Li et son équipe ont cherché à traiter le bois de manière à éliminer les composants les plus faibles sans détruire le squelette cellulosique. « C’est un processus en deux étapes, dit Li. « Dans un premier temps, nous délignifions partiellement le bois. En règle générale, le bois est très rigide, mais après élimination de la lignine, il devient mou, flexible et quelque peu spongieux. Dans la deuxième étape, nous réalisons une presse à chaud en appliquant de la pression et de la chaleur sur le bois traité chimiquement pour densifier et éliminer l’eau.

Une fois le matériau traité et sculpté dans la forme souhaitée, il est enduit d’huile minérale pour prolonger sa durée de vie. La cellulose a tendance à absorber l’eau, ce revêtement préserve donc le tranchant du couteau lors de son utilisation et lors de son lavage dans l’évier ou le lave-vaisselle.

En utilisant la microscopie à haute résolution, Li et son équipe ont examiné la microstructure du bois durci pour déterminer l’origine de sa résistance. « La résistance d’un morceau de matériau est très sensible à la taille et à la densité des défauts, comme les vides, les canaux ou les piqûres », explique Li. “Le processus en deux étapes que nous utilisons pour traiter le bois naturel réduit ou supprime considérablement les défauts du bois naturel, de sorte que ces canaux pour transporter l’eau ou d’autres nutriments dans l’arbre ont presque disparu.”

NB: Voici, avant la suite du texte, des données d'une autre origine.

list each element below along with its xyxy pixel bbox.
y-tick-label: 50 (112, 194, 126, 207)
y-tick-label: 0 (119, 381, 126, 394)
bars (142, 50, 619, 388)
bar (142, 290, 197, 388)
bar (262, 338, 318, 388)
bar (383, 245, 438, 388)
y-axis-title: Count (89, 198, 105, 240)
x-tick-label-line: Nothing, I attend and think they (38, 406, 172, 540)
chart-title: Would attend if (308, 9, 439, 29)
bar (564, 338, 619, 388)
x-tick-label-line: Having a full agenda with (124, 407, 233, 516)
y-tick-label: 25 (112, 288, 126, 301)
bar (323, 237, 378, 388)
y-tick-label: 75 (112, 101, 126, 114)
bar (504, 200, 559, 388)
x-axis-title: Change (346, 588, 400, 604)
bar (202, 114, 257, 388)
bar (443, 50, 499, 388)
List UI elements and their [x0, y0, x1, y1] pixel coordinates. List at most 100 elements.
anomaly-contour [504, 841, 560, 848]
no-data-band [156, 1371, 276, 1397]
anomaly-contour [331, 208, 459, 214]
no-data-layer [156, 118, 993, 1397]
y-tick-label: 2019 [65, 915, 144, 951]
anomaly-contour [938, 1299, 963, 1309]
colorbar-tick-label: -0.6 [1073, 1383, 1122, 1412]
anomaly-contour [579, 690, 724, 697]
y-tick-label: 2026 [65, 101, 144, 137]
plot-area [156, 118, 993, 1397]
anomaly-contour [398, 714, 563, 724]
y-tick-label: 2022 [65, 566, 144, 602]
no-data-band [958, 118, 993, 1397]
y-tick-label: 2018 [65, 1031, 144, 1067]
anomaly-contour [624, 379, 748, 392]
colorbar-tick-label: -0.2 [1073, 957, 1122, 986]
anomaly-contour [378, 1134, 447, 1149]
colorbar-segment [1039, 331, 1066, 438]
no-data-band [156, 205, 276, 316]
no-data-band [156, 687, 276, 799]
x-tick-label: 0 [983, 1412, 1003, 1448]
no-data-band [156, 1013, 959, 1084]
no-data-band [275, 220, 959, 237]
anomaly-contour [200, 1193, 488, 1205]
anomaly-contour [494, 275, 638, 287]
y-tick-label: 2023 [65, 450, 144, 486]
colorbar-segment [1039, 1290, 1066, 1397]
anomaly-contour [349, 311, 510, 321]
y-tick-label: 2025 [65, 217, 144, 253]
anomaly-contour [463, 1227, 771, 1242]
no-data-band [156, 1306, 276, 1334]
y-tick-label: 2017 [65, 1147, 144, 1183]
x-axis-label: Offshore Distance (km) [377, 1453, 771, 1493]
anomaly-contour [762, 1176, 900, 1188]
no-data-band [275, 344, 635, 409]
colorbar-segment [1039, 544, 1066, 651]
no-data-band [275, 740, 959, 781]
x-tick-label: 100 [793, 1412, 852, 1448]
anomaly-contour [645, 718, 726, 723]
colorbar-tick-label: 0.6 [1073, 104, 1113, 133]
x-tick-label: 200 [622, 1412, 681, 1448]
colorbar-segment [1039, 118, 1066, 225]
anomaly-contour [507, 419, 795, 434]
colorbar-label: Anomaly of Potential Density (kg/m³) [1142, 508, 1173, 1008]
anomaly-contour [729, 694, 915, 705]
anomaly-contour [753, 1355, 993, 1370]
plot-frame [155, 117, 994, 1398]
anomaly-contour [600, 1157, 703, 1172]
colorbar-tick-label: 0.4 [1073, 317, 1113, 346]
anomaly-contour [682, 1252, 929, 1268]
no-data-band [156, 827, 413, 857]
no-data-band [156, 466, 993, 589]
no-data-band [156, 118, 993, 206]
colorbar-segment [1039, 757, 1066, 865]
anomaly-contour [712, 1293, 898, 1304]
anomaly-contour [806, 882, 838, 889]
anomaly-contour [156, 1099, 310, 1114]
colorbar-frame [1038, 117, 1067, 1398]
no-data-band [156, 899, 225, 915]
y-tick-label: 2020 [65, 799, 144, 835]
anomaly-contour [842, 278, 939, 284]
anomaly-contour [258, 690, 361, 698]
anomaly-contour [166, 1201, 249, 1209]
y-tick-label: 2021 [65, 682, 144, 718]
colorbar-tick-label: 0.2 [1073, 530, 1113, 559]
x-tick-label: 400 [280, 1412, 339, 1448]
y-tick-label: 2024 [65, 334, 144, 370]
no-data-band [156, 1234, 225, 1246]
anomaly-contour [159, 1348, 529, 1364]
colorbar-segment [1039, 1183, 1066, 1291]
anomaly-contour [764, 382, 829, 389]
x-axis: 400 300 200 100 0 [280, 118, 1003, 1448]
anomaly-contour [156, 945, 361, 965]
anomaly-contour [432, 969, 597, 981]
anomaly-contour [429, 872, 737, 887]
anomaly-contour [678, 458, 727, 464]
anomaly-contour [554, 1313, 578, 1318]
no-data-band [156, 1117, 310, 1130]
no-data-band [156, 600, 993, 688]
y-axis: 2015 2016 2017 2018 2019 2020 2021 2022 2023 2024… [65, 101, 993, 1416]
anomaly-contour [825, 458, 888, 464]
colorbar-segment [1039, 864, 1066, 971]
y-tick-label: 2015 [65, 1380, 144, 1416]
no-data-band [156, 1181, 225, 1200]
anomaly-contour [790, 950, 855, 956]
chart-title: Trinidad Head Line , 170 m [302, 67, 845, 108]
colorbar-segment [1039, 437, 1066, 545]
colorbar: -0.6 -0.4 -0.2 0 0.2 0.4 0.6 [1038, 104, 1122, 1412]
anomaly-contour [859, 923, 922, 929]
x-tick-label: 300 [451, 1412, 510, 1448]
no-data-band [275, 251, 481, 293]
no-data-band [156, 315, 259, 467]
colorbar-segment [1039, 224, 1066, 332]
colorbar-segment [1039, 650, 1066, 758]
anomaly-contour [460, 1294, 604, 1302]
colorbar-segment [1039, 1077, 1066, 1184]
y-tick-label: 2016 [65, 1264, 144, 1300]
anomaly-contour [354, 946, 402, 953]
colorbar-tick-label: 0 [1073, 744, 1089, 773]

Ce processus de durcissement du bois a le potentiel d’être plus économe en énergie et d’avoir un impact environnemental plus faible que pour la fabrication d’autres matériaux synthétiques, bien qu’une analyse plus approfondie soit nécessaire pour le dire. La première étape consiste à faire bouillir le bois à 100° Celsius dans un bain de produits chimiques, potentiellement réutilisables de lot en lot. A titre de comparaison, le procédé de fabrication de la céramique nécessite de chauffer des matériaux jusqu’à quelques milliers de degrés Celsius.

« Dans notre cuisine, nous avons de nombreuses pièces de bois que nous utilisons depuis très longtemps, comme une planche à découper, des baguettes ou un rouleau à pâtisserie », explique Li. “Ces couteaux, aussi, peuvent être utilisés plusieurs fois si vous les refaites surface, les affûtez et effectuez le même entretien régulier.”

Référence : « Hardened wood as a renouvelable alternative to steel and plastic » par Bo Chen, Ulrich H. Leiste, William L. Fourney, Yu Liu, Qiongyu Chen et Teng Li, 20 octobre 2021, Question.
DOI : 10.1016/j.matt.2021.09.020

Ce travail a été soutenu par Advanced Research Projects Agency – Energy.